Nothing is more discomforting than not knowing if you or a loved one will receive the adequate care for a full and safe recovery after hospitalization. When a patient is re-admitted to the hospital, it costs them, the government and the hospital additional expenses. More importantly, it causes the patient and their family emotional distress. Neither Medicare nor traditional medical insurance covers many of the home healthcare services that can help reduce otherwise preventable injuries and hospital re-admissions. The services generally not covered under traditional insurance or Medicare, usually referred to as long-term care or “custodial care,” include companion services, general supervision for health and safety and long-term home help with personal care and hygiene, meal preparation, transportation and errands. Seniors especially require a variety of support services from caregivers for a safe and full recovery after being discharged from a hospital. However, as reported by Today’s Seniors, “Many excellent home healthcare agencies are not certified by Medicare. But it isn’t because they aren’t good enough. Instead, their nursing care plans only provide services that aren’t paid for by Medicare, but which their clients need in order to remain in their own homes.” The problem that exists for and must be addressed by both patients and families is ensuring a loved one’s safety and recovery when in such a vulnerable condition, whether it be after hospitalization, illness or injury. Without the proper care, the patient often suffers preventable incidents resulting in additional and more costly care needs and reduction in independence. Although Medicare does cover some home care, the patient must meet all of the following conditions:
  • The patient must be homebound and under a doctor’s care
  • The patient must need skilled nursing care or occupational, physical or speech therapy on at least an intermittent basis (that is, regularly but not continuously)

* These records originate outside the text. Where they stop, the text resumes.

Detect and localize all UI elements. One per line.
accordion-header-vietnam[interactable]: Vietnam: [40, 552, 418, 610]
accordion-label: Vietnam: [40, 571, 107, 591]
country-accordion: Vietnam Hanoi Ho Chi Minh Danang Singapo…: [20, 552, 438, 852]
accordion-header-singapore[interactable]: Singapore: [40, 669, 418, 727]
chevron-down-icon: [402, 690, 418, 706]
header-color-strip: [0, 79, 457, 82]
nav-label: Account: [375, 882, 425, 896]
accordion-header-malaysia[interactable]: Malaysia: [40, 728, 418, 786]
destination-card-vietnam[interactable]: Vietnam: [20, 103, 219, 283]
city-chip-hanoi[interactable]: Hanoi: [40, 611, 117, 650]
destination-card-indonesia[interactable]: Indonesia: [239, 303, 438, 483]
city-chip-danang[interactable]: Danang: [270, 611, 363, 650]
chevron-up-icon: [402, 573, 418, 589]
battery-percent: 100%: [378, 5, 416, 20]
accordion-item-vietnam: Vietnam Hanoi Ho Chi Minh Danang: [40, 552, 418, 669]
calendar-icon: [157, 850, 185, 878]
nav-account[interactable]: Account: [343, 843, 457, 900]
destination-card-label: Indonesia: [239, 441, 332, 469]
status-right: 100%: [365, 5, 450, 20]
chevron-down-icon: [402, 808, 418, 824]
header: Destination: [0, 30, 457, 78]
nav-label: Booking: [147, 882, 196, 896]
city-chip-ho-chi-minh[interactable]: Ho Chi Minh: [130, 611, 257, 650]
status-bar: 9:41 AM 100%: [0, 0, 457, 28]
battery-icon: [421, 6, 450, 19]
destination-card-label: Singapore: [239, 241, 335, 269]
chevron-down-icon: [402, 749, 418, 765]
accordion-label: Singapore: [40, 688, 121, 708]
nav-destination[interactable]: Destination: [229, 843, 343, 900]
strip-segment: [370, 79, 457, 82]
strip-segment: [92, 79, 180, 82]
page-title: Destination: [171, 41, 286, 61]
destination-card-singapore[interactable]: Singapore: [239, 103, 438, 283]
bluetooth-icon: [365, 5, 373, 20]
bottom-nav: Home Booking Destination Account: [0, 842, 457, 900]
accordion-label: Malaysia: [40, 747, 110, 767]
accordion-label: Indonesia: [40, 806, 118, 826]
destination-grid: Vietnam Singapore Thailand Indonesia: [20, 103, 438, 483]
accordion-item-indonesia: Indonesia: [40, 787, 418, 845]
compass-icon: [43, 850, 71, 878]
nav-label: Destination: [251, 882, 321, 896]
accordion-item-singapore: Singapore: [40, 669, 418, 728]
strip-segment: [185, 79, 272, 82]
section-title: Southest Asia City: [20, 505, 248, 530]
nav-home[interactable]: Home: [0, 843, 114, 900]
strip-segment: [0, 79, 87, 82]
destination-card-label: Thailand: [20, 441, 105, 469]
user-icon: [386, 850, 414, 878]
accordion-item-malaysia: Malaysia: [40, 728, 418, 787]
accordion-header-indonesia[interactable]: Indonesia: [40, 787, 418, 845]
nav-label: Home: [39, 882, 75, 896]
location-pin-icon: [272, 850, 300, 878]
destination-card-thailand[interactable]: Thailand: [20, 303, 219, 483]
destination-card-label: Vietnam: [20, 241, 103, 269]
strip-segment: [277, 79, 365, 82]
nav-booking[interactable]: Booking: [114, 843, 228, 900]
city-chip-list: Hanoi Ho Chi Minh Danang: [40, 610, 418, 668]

  • The services provided must be under a doctor’s supervision and performed as part of a home health care plan written specifically for that patient
  • The patient must be eligible for the Medicare program and the services ordered must be “medically reasonable and necessary”
  • The home healthcare agency providing the services must be certified by the Medicare program
Additionally, a recovering patient undergoing therapy must show continual improvement in order for Medicare to cover their care. If the patient doesn’t meet strict guidelines, Medicare considers the care custodial. At that point, when often faced with a major change in their needs due to the incident or illness that occurred, the patient becomes responsible for the cost of care. Home healthcare services are designed to pick up where Medicare and other entities’ services leave off, ensuring your loved one’s continued wellbeing and independence. Sometimes a little bit of help from paid caregivers can provide an alternative to assisted living or a nursing home. For instance, EasyLiving’s caregivers provide our clients with support while they recuperate, whether it means coming in throughout the week to provide housekeeping and transportation, or staying with someone around the clock after surgery. While the client receives therapy or skilled nursing services, our caregivers assist as the person regains strength, ensuring proper nutrition and medication compliance so that the other services received have the chance to really work.